Which contains the command:

time run_woden.py \
  --ra0=60.0 --dec0=-27.0 \
  --num_freq_channels=16 --num_time_steps=14 \
  --freq_res=80e+3 --time_res=8.0 \
  --cat_filename=woden-srclist_pumav3.txt \
  --metafits_filename=../metafits/1136380296_metafits_ppds.fits \
  --band_nums=1,2,3,4,5 \
  --output_uvfits_prepend=./data/MWA_EoR1 \
  --primary_beam=MWA_FEE \
  --sky_crop_components

Running this took 55 mins 46 secs seconds on my GPU (running with the --precision=float flag runs in 10 min 39 sec). I’ve reduced the time and frequency resolution as specified in the metafits file to keep the size of the outputs smaller on your machine. If you wanted to run the full resolution data of this observation, (2s, 40kHz), you can just remove the --num_freq_channels, --num_time_steps, --freq_res, --time_res arguments.

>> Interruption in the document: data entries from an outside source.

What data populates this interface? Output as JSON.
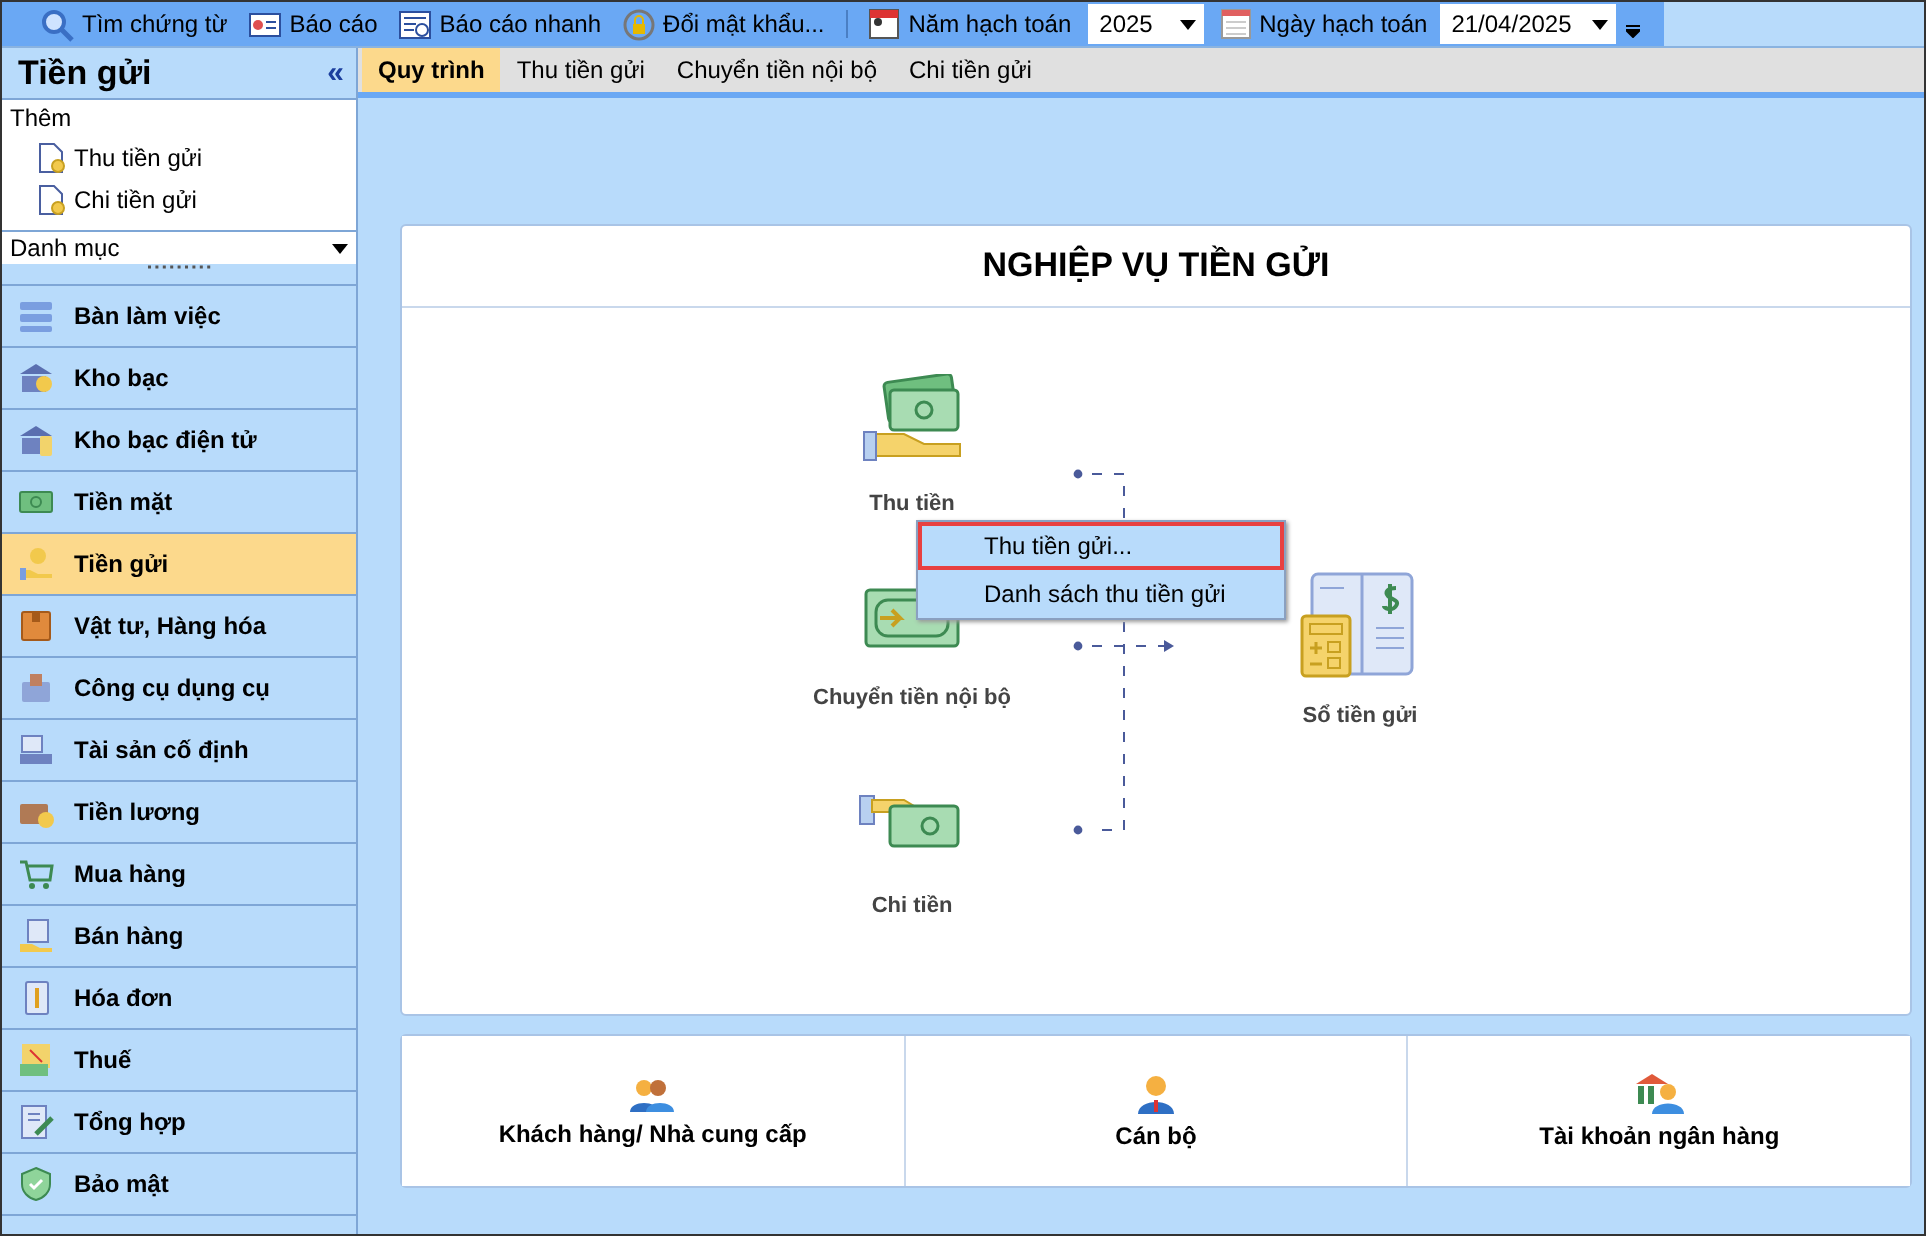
{
  "toolbar": {
    "buttons": [
      {
        "label": "Tìm chứng từ",
        "kind": "search"
      },
      {
        "label": "Báo cáo",
        "kind": "report"
      },
      {
        "label": "Báo cáo nhanh",
        "kind": "quick"
      },
      {
        "label": "Đổi mật khẩu...",
        "kind": "password"
      }
    ],
    "year": {
      "label": "Năm hạch toán",
      "value": "2025"
    },
    "date": {
      "label": "Ngày hạch toán",
      "value": "21/04/2025"
    }
  },
  "sidebar": {
    "title": "Tiền gửi",
    "collapse": "«",
    "add": {
      "title": "Thêm",
      "items": [
        {
          "label": "Thu tiền gửi"
        },
        {
          "label": "Chi tiền gửi"
        }
      ]
    },
    "category": {
      "value": "Danh mục"
    },
    "modules": [
      {
        "label": "Bàn làm việc",
        "selected": false
      },
      {
        "label": "Kho bạc",
        "selected": false
      },
      {
        "label": "Kho bạc điện tử",
        "selected": false
      },
      {
        "label": "Tiền mặt",
        "selected": false
      },
      {
        "label": "Tiền gửi",
        "selected": true
      },
      {
        "label": "Vật tư, Hàng hóa",
        "selected": false
      },
      {
        "label": "Công cụ dụng cụ",
        "selected": false
      },
      {
        "label": "Tài sản cố định",
        "selected": false
      },
      {
        "label": "Tiền lương",
        "selected": false
      },
      {
        "label": "Mua hàng",
        "selected": false
      },
      {
        "label": "Bán hàng",
        "selected": false
      },
      {
        "label": "Hóa đơn",
        "selected": false
      },
      {
        "label": "Thuế",
        "selected": false
      },
      {
        "label": "Tổng hợp",
        "selected": false
      },
      {
        "label": "Bảo mật",
        "selected": false
      }
    ]
  },
  "tabs": [
    {
      "label": "Quy trình",
      "selected": true
    },
    {
      "label": "Thu tiền gửi",
      "selected": false
    },
    {
      "label": "Chuyển tiền nội bộ",
      "selected": false
    },
    {
      "label": "Chi tiền gửi",
      "selected": false
    }
  ],
  "process": {
    "title": "NGHIỆP VỤ TIỀN GỬI",
    "nodes": [
      {
        "label": "Thu tiền",
        "kind": "receive"
      },
      {
        "label": "Chuyển tiền nội bộ",
        "kind": "transfer"
      },
      {
        "label": "Chi tiền",
        "kind": "pay"
      },
      {
        "label": "Sổ tiền gửi",
        "kind": "ledger"
      }
    ],
    "menu": [
      {
        "label": "Thu tiền gửi...",
        "selected": true
      },
      {
        "label": "Danh sách thu tiền gửi",
        "selected": false
      }
    ]
  },
  "shortcuts": [
    {
      "label": "Khách hàng/ Nhà cung cấp",
      "kind": "customers"
    },
    {
      "label": "Cán bộ",
      "kind": "staff"
    },
    {
      "label": "Tài khoản ngân hàng",
      "kind": "bank"
    }
  ]
}
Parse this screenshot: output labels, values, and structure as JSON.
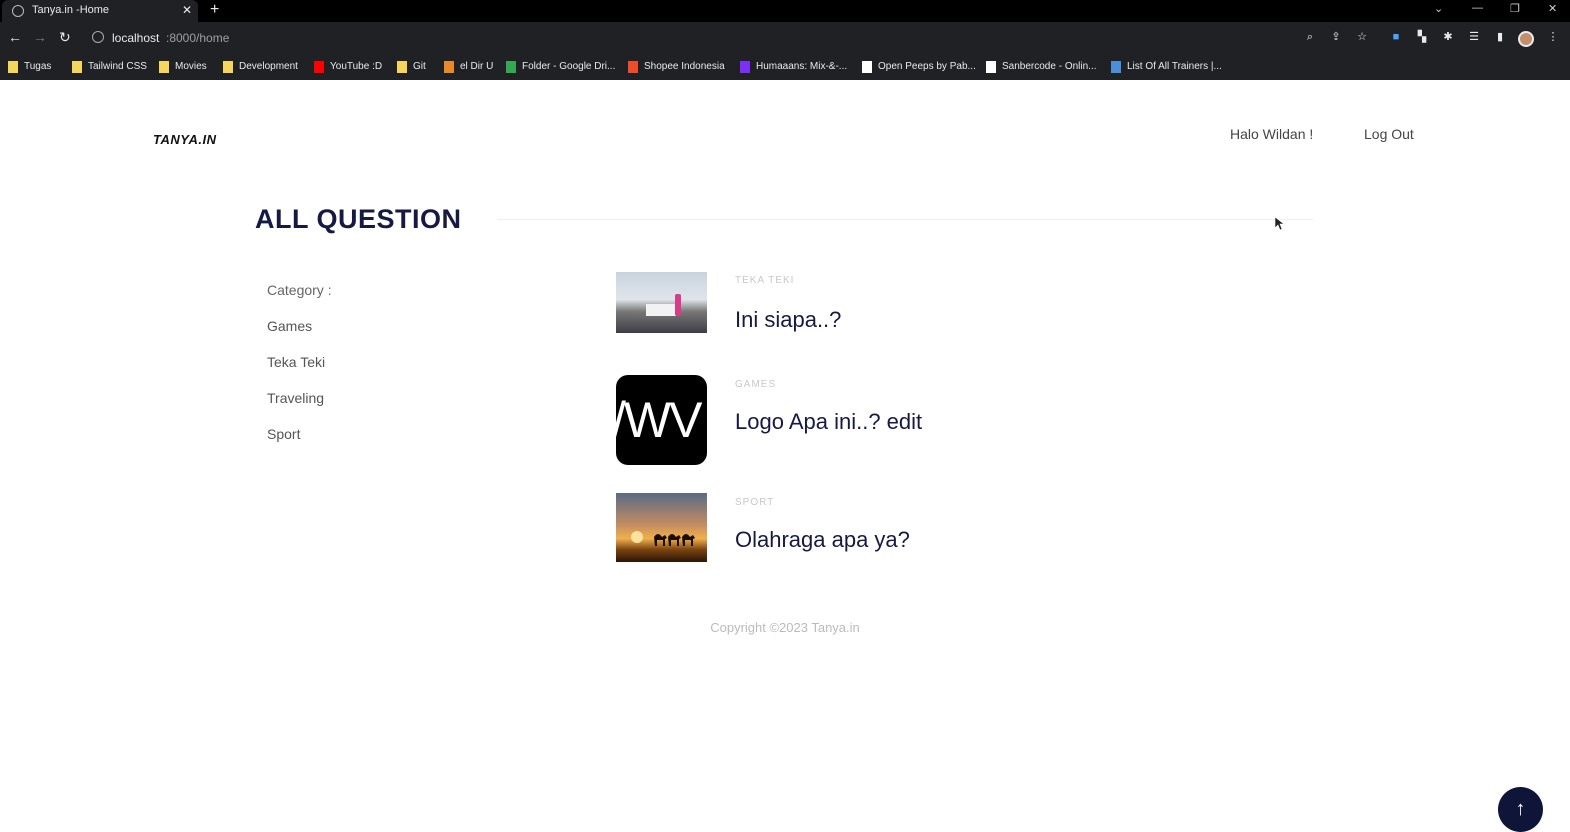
{
  "browser": {
    "tab_title": "Tanya.in -Home",
    "url_host": "localhost",
    "url_path": ":8000/home",
    "new_tab_symbol": "+",
    "bookmarks": [
      {
        "label": "Tugas",
        "icon": "folder-icon",
        "color": "#f6d55c"
      },
      {
        "label": "Tailwind CSS",
        "icon": "folder-icon",
        "color": "#f6d55c"
      },
      {
        "label": "Movies",
        "icon": "folder-icon",
        "color": "#f6d55c"
      },
      {
        "label": "Development",
        "icon": "folder-icon",
        "color": "#f6d55c"
      },
      {
        "label": "YouTube :D",
        "icon": "youtube-icon",
        "color": "#ff0000"
      },
      {
        "label": "Git",
        "icon": "folder-icon",
        "color": "#f6d55c"
      },
      {
        "label": "el Dir U",
        "icon": "bookmark-icon",
        "color": "#e88a2c"
      },
      {
        "label": "Folder - Google Dri...",
        "icon": "google-drive-icon",
        "color": "#34a853"
      },
      {
        "label": "Shopee Indonesia",
        "icon": "shopee-icon",
        "color": "#ee4d2d"
      },
      {
        "label": "Humaaans: Mix-&-...",
        "icon": "humaaans-icon",
        "color": "#7b2ff7"
      },
      {
        "label": "Open Peeps by Pab...",
        "icon": "open-peeps-icon",
        "color": "#ffffff"
      },
      {
        "label": "Sanbercode - Onlin...",
        "icon": "sanbercode-icon",
        "color": "#ffffff"
      },
      {
        "label": "List Of All Trainers |...",
        "icon": "list-icon",
        "color": "#4a90d9"
      }
    ]
  },
  "site": {
    "logo": "TANYA.IN",
    "greeting": "Halo Wildan !",
    "logout": "Log Out"
  },
  "main": {
    "title": "ALL QUESTION",
    "category_label": "Category :",
    "categories": [
      "Games",
      "Teka Teki",
      "Traveling",
      "Sport"
    ],
    "questions": [
      {
        "category": "TEKA TEKI",
        "title": "Ini siapa..?",
        "image": "crowd-photo"
      },
      {
        "category": "GAMES",
        "title": "Logo Apa ini..? edit",
        "image": "logo-photo",
        "logo_text": "/WV"
      },
      {
        "category": "SPORT",
        "title": "Olahraga apa ya?",
        "image": "desert-camels-photo"
      }
    ]
  },
  "footer": {
    "copyright": "Copyright ©2023 Tanya.in"
  },
  "back_to_top": "↑",
  "colors": {
    "primary": "#161a42",
    "button": "#0e1538"
  }
}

I’ve included two imaging commands:

$ ./MWA_EoR1_smaller_imaging.sh
$ ./MWA_EoR1_larger_imaging.sh

The ‘larger’ image is 6000 by 6000 pixels and has large w-terms, so it took about an hour on my desktop. If you don’t want to hang around, just run the smaller imaging. The smaller image looks like this:

../_images/MWA_EoR1_plot_smaller.svg

Here I’ve blown up the colour scale just to highlight how many sources there are (especially FornaxA booming in the corner). The CLEAN isn’t great here as I haven’t made the image big enough (you can see some aliasing of Fornax A around the image).

If you have the patience to make the bigger image, it looks like this:

../_images/MWA_EoR1_plot_larger.svg

On the left we see the full image, which clearly shows the main lobe of the MWA primary beam. On the right I have zoomed into north of the main lobe, and you can see sources sat in the northern beam sidelobe of the primary at the top, and the edge of the primary lobe at the bottom. This is as expected due to the MWA primary beam shape (see the MWA Fully Embedded Element section if you are unfamiliar with the beam).